I have become totally institutionalised after my time in the Australian jungle and it's taking me quite some time to readjust. I find myself asking permission for everything – my kids look at me in amused disbelief as I ask them whether I can use the loo. At night, I have terrible dreams that involve Gillian McKeith sporting a set of pants made from tarantulas – she is screaming and demanding I wash a spoon so that she can eat some tofu .... I wake up sweating and frightened.
I swung myself out of bed this morning and stumbled towards the loo stark bollock naked. Suddenly, I remembered the cameras and dived back into bed before remembering that I was safe at home. I eat everything very slowly and protect my plates of food if anybody approaches my table. Fellow diners looked on aghast as I fought quite aggressively with a waitress who tried to take my empty bowl of pasta from me before I could lick it clean in my favourite Cirencester restaurant.
I have also become something of a kleptomaniac. In the jungle, we would steal anything we could get our hands on while out of the camp on trials. Most of the stuff was useless, but it gave us a sense of purpose and control.
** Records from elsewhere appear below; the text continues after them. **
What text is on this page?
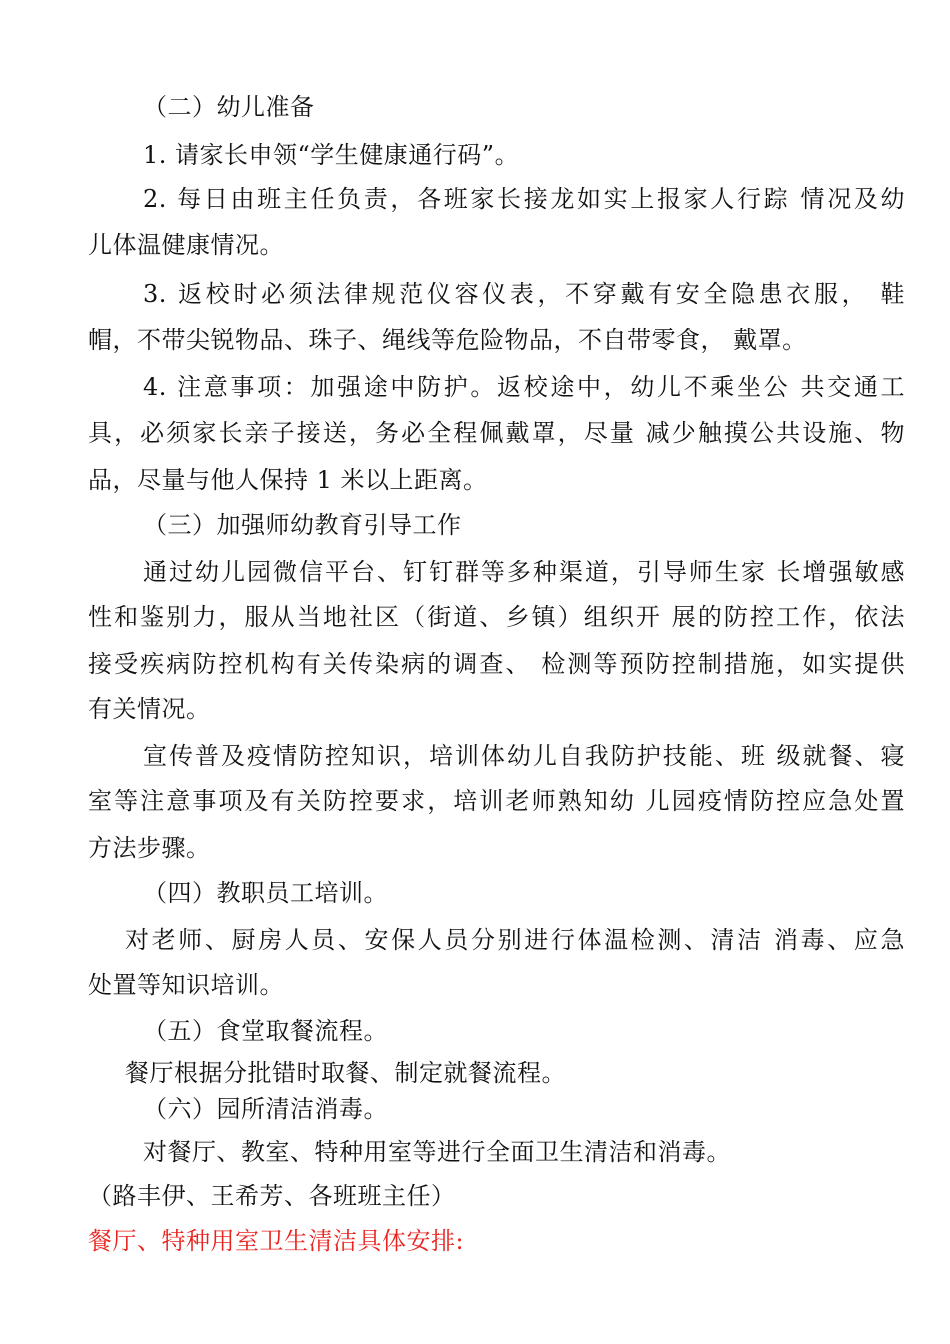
（二）幼儿准备
1. 请家长申领“学生健康通行码”。
2. 每日由班主任负责，各班家长接龙如实上报家人行踪 情况及幼
儿体温健康情况。
3. 返校时必须法律规范仪容仪表，不穿戴有安全隐患衣服， 鞋
帽，不带尖锐物品、珠子、绳线等危险物品，不自带零食， 戴罩。
4. 注意事项：加强途中防护。返校途中，幼儿不乘坐公 共交通工
具，必须家长亲子接送，务必全程佩戴罩，尽量 减少触摸公共设施、物
品，尽量与他人保持 1 米以上距离。
（三）加强师幼教育引导工作
通过幼儿园微信平台、钉钉群等多种渠道，引导师生家 长增强敏感
性和鉴别力，服从当地社区（街道、乡镇）组织开 展的防控工作，依法
接受疾病防控机构有关传染病的调查、 检测等预防控制措施，如实提供
有关情况。
宣传普及疫情防控知识，培训体幼儿自我防护技能、班 级就餐、寝
室等注意事项及有关防控要求，培训老师熟知幼 儿园疫情防控应急处置
方法步骤。
（四）教职员工培训。
对老师、厨房人员、安保人员分别进行体温检测、清洁 消毒、应急
处置等知识培训。
（五）食堂取餐流程。
餐厅根据分批错时取餐、制定就餐流程。
（六）园所清洁消毒。
对餐厅、教室、特种用室等进行全面卫生清洁和消毒。
（路丰伊、王希芳、各班班主任）
餐厅、特种用室卫生清洁具体安排:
On the day I left camp, I had a cache of five ballpoint pens, a permanent marker, some wire and an empty water bottle hidden in my sleeping bag. Shaun Ryder's last words to anybody leaving the camp were, "Make sure you nick summat' off the bastards."
One day, I was at the very edge of the camp, down in the valley where we collected logs, and spotted a lean-to that normally housed two of the New Zealand SAS soldiers who encircled the camp both to keep us from leaving and to stop paparazzi from entering. There was nobody in the structure and I could see a sandwich, a bottle of cola and a book, just sitting there. My instinctive reaction was to steal it but, just as I approached, I saw a remote camera swing towards me and, fearing punitive repercussions, I scuttled back to base like a rat, empty-handed.
Rats were very much on our minds, as there were several that scampered through camp every day, safe in the knowledge that we were not allowed to catch and eat them after "ratgate" the year before, in which several of the contestants had cooked one. We were under strict orders not to kill anything. This was very annoying, as there were some tempting looking crayfish in the creek and a huge, fat bush turkey that wandered about oblivious to the drool that slid down our faces every time we saw it. We named the turkey Philip, and we became convinced that the producers would make us slaughter and eat it as our final challenge. This really would not have been a problem, which is probably why they opted for kangaroo vagina and roasted tarantula instead. My butcher in Fairford is going to give me some very odd looks the next time I come in – the tastiest things we ate in the jungle were crocodile foot, goat and camel. At my next dinner party, guests are going to be in for quite a treat.
My real speciality is smoky water. We had to boil all the water we drank over the fire and then pour it into the containers. This gave it a sickening taste of woody smoke. It started to make me feel rather ill but I fully expect it to appear as part of the expanding Gillian McKeith food range (available in all cranky old witch aisles). I've had to turn the radio off at home, as that woman seems never to be off the airwaves drowning in her own delusions. It's enough to make you faint.